PS1 : Make sure to call DROP TABLE IF EXISTS temp_table_name prior creating the temp table, in order to replace the DISCARD ALL on connection returning to pool, as mentioned here .

PS2 : This whole solution of creating a temp table doesn't smell well. I wouldn't implement it myself. I would prefer to take a deep breath and add created_by and updated_by columns to all my tables.

You can take advantage of Spring AOP for setting up the user. The aspect will make a call to the database to set up the application user.

In my example, a stored procedure is used to set up the application user responsible for creating, modifying, or deleting a record . You can customize it according to your requirements. Here is the example aspect which retrieves the user from the HTTP request and then makes a call to the stored procedure,

@Component
@Aspect
@Slf4j
public class SetUserAspect {

    private final JdbcTemplate jdbcTemplate;

    @Autowired
    public SetUserAspect(JdbcTemplate jdbcTemplate) {
        this.jdbcTemplate = jdbcTemplate;
    }

    @Before("execution(* com.basaki.example.service.BookService.*(..) )")
    public void setUser(JoinPoint jp) {
        log.info("In class: " + jp.getSignature().getDeclaringTypeName() +
                " - before method: " + jp.getSignature().getName());

        HttpServletRequest request =
                ((ServletRequestAttributes) RequestContextHolder.currentRequestAttributes()).getRequest();
        if (request != null) {
            String user = request.getHeader("user");
            if (user != null) {
                log.info("Setting user " + user);
                SimpleJdbcCall
                        jdbcCall = new SimpleJdbcCall(jdbcTemplate)
                        .withSchemaName("example_book_schema")
                        .withFunctionName("set_user");
                SqlParameterSource
                        in =
                        new MapSqlParameterSource().addValue("audit_user",
                                user);
                jdbcCall.executeFunction(String.class, in);
            }
        }
    }
}

All the CRUD operations are performed in BookService , essentially a DAO.

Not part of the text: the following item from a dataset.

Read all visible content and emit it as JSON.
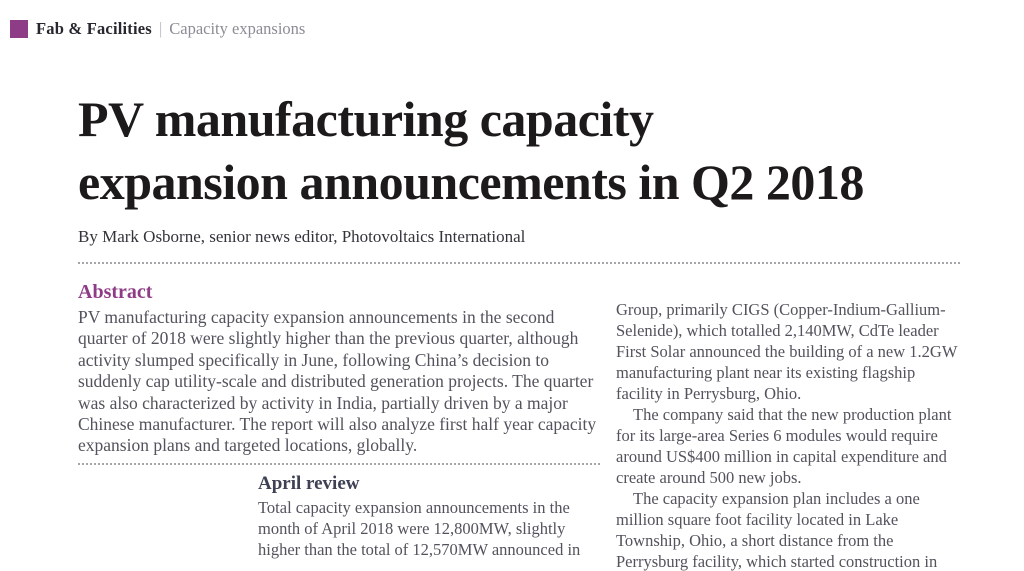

Here is the stored procedure used for setting up the user,

CREATE OR REPLACE FUNCTION example_book_schema.set_user(
    audit_user TEXT
) RETURNS BOOLEAN STABLE LANGUAGE SQL AS $$
    SELECT set_config('book.audit_user', audit_user, true);
    SELECT TRUE;

Restricting Pointcuts to Only Transactional Methods

You can restrict the points cuts to only transactional methods in BookService by adding an additional clause in the Before advice.

@Before("execution(* com.basaki.example.service.BookService.*(..) ) " +
            "&& @annotation(annotation)")
    public void setUser(final JoinPoint jp, final Transactional annotation) {
    ...
}

You can use @EntityListeners to listen change of entity in application context, then collect whatever information (entity value, authentication user, etc...) and then insert to your history table. Example you can follow here: http://www.baeldung.com/database-auditing-jpa

You can create view, add user id column, and use your triggers to deal with updates. So that is yet another way to code it at DB side. That way you are supposed to pass it every time, so no other changes are needed.

Going to Java/Spring side.

A bit oldish style: TransactionTemplate - that way you have full control, but your dao needs more code, since transaction management needs to be done there.

Other option is to create proxy on org.springframework.jdbc.datasource.DataSourceTransactionManager and do your job at doBegin , then your proxy needs to be passed to transaction manager. And that is the way to go for me.